A mother is in tears after finding gang paraphernalia in her son's room as two police officers come to the door to search the premises.
That scene was played out at the West Springfield police station. But the "mother" and "officers" were teenagers at a week-long summer camp aimed at discouraging at-risk youths from joining gangs.
"I'm Officer Maurice, and this is Officer C.J.," said a Holmes Middle School student. He examined a T-shirt and medals "found" in the boy's room. "That's serious, ma'am. You should move and take him to an institution so he can learn not to be in a gang."

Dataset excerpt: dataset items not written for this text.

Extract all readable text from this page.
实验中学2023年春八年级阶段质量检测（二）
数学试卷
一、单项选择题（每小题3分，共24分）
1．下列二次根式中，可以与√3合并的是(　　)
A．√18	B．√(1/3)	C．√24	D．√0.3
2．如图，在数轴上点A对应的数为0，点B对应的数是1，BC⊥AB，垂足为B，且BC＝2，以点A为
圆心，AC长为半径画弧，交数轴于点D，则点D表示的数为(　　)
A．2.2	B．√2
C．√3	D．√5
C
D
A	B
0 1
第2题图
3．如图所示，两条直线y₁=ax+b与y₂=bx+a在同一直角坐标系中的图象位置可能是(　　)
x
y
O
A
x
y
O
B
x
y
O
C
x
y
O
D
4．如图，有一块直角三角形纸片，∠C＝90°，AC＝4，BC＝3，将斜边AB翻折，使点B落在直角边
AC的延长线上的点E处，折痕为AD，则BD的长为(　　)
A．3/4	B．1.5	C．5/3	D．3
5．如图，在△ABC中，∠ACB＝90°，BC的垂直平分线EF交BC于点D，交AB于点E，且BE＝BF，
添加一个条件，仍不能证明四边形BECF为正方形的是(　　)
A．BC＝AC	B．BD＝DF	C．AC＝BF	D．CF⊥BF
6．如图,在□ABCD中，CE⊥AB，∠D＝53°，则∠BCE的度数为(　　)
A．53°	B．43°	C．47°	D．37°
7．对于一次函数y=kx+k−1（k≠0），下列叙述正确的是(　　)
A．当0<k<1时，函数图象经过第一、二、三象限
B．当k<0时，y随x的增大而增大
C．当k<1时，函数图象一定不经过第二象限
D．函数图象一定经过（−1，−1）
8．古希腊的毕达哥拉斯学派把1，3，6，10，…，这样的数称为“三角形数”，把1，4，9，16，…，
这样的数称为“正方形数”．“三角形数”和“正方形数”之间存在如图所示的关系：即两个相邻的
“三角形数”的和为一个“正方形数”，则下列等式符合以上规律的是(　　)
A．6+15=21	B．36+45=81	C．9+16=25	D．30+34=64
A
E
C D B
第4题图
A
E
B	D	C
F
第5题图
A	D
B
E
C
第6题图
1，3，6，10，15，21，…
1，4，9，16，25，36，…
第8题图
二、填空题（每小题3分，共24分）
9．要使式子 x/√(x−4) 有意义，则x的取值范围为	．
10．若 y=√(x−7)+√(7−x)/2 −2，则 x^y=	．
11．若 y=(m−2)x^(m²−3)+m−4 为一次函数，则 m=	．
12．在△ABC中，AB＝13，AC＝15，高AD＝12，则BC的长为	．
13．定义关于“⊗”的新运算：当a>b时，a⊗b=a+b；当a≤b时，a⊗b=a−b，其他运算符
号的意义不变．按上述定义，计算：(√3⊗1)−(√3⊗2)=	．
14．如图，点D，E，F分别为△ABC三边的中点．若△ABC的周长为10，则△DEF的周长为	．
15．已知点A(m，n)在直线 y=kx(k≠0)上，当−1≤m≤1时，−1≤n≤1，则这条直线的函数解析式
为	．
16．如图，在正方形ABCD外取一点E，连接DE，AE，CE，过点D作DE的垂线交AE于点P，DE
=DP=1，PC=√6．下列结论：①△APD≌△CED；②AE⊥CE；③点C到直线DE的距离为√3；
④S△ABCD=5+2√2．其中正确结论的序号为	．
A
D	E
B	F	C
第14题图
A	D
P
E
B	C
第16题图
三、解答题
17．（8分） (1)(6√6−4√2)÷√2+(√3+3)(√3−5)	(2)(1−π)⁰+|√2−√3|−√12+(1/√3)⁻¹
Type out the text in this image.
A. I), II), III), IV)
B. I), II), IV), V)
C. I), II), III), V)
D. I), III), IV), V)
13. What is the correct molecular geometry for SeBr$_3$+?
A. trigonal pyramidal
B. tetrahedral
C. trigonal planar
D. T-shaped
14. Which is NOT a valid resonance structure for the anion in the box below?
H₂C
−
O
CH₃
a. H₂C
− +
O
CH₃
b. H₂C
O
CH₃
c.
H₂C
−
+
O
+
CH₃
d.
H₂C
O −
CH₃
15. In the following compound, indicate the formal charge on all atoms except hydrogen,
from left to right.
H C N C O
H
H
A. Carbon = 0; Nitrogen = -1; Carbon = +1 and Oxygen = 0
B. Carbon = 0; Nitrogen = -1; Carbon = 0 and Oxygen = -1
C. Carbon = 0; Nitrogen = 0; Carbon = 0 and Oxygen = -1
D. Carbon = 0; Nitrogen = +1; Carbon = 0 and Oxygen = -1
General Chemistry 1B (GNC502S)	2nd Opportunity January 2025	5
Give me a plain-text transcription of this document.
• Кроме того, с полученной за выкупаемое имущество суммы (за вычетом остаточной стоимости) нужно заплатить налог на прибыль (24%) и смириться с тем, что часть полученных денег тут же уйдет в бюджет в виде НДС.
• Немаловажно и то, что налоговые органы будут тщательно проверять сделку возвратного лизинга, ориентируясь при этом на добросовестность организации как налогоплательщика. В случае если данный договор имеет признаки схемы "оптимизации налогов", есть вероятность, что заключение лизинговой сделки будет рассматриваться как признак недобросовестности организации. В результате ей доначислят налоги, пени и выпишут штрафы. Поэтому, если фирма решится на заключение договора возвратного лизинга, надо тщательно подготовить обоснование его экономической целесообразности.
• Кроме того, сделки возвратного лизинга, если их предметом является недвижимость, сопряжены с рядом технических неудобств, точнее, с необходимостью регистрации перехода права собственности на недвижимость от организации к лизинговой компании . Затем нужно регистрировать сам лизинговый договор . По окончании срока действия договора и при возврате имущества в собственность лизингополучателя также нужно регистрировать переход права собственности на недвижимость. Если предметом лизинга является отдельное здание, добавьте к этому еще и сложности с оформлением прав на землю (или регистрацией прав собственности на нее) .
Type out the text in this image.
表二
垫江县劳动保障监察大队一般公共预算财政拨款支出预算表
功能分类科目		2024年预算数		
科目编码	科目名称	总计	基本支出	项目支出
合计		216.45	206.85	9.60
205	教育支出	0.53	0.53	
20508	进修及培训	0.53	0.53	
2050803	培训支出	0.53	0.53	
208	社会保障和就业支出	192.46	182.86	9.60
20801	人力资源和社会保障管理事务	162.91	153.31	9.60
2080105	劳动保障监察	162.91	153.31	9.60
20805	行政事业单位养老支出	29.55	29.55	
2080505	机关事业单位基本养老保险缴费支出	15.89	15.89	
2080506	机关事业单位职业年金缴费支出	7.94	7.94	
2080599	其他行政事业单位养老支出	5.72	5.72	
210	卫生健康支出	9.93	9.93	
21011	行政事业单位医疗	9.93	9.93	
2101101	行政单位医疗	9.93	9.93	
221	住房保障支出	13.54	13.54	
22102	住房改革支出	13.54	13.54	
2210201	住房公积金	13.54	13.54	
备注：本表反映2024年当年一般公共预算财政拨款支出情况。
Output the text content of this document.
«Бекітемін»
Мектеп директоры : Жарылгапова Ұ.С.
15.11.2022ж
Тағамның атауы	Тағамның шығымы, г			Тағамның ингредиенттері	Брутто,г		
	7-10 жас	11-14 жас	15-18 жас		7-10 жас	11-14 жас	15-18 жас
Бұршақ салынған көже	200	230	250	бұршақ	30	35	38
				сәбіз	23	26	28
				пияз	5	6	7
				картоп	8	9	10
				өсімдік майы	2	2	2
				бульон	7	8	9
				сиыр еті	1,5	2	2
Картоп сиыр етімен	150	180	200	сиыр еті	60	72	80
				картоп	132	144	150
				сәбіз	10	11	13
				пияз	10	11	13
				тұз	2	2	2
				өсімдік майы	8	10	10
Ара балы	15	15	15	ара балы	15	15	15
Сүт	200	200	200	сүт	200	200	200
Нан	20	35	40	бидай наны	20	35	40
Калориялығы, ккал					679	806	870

The role-playing exercise, complete with youths humming the theme song to the Fox TV show "Cops," came at the end of the camp program, which sought to discourage gang membership in part by teaching participants about the role of police officers.
About 35 Annandale middle and high school students attended the camp, run by the Fairfax County Police Department and the county's Community Services Board.
In addition to depicting a police response to the mother's discovery, students also acted as officers responding to a noise complaint and working at a traffic stop.
"I learned a lot about what it takes to be a cop and what they have to do," said Jerry Quintanilla, a seventh-grader at Poe Middle School. "I saw cops in the movies. It's easy to just shoot people, but it's not easy to calm people down and get them to do what you say."
A highlight of the camp was a visit by Ricky Harris, a former gang member and Redskins player, who told the students that he joined a gang because he thought it would protect him.
Officers urged the students to contact police if anyone pressures them to join a gang. If parents suspect their child is in a gang, a task force in the police department can help.